Now that Atlas Data API is released, you can use this in Cloudflare workers to communicate with MongoDB. This is the best solution as it’s a way to reach MongoDB over HTTPS without any dependency (driver) instead of direct TCP and this solves the auth problem that we had with the SDK.
I think it’s also more simple to handle in the code so it’s another point for the Data API.
I hope you enjoyed the leave - I have 2 girls myself and it’s a lovely but busy time in the first years
Do you have some numbers regarding the performance of the Atlas Data API compared to direct TCP? Because our application is pretty data-intense and we server-side render things, it’s essential for data-fetching to be very fast.
HI Alex - while exact numbers will always vary based on a multitude of things including region, query, amount of data you have, cluster size.
Basic CRUD usage of a well optimized configuration is likely to be in the very low 100ms range (100-200ms) while drivers will perform in the 5-15ms range. Note that this is not a guarantee, but a rough estimate.
This follows the architectural model that the Data API is solving for → it is meant to replace your API and Microservice layer by behaving like that managed middleware, not help you build a backend/middleware API service.
For AWS Lambda it’s a bit different because you directly have a NodeJS runtime with NPM support so you can leverage directly the MongoDB Driver but you have to cache the connection so you don’t connect each time you run a lambda.

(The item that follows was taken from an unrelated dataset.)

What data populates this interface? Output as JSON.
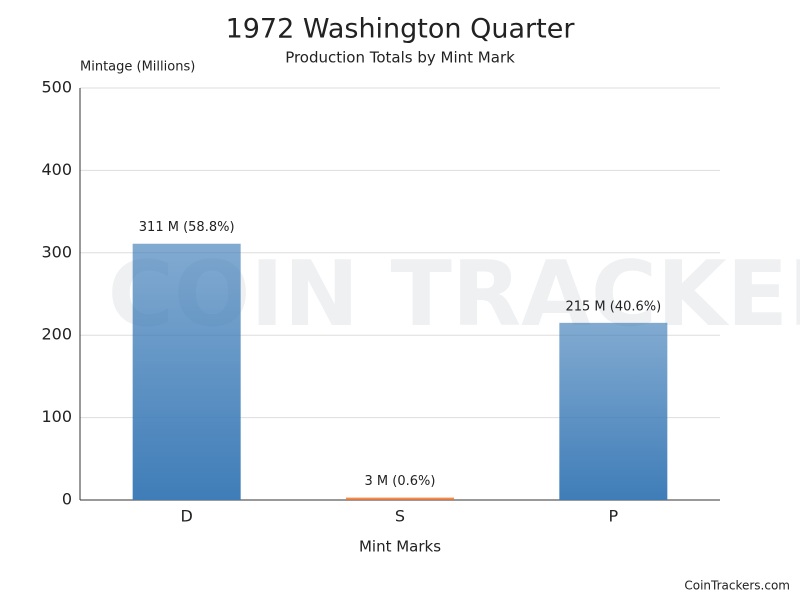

So if your cluster is located in a single region and you can host your Lambda in this same AWS region, there are good chances that you are going to be faster than Cloudlare & Atlas Data API.
No, MongoDB uses connection pools. So I think it’s more like a hundred connections per driver rather than one but it probably depends on the driver we are talking about as well as each have a different implementation (but follow the same specs).
Yes but it’s more like 100 connections per driver instances or so and there are also internal connections for the Replica Set, etc.
Main issue will be the latency between the server (back-end / Lambda) and the primary you are trying to reach I guess. It also depends on the Internet speed, network quality, etc. The connection itself it pretty fast, the problem is the path and worst case scenario, only the very first lambda would be slower. Once it’s initialised, it’s gonna run forever.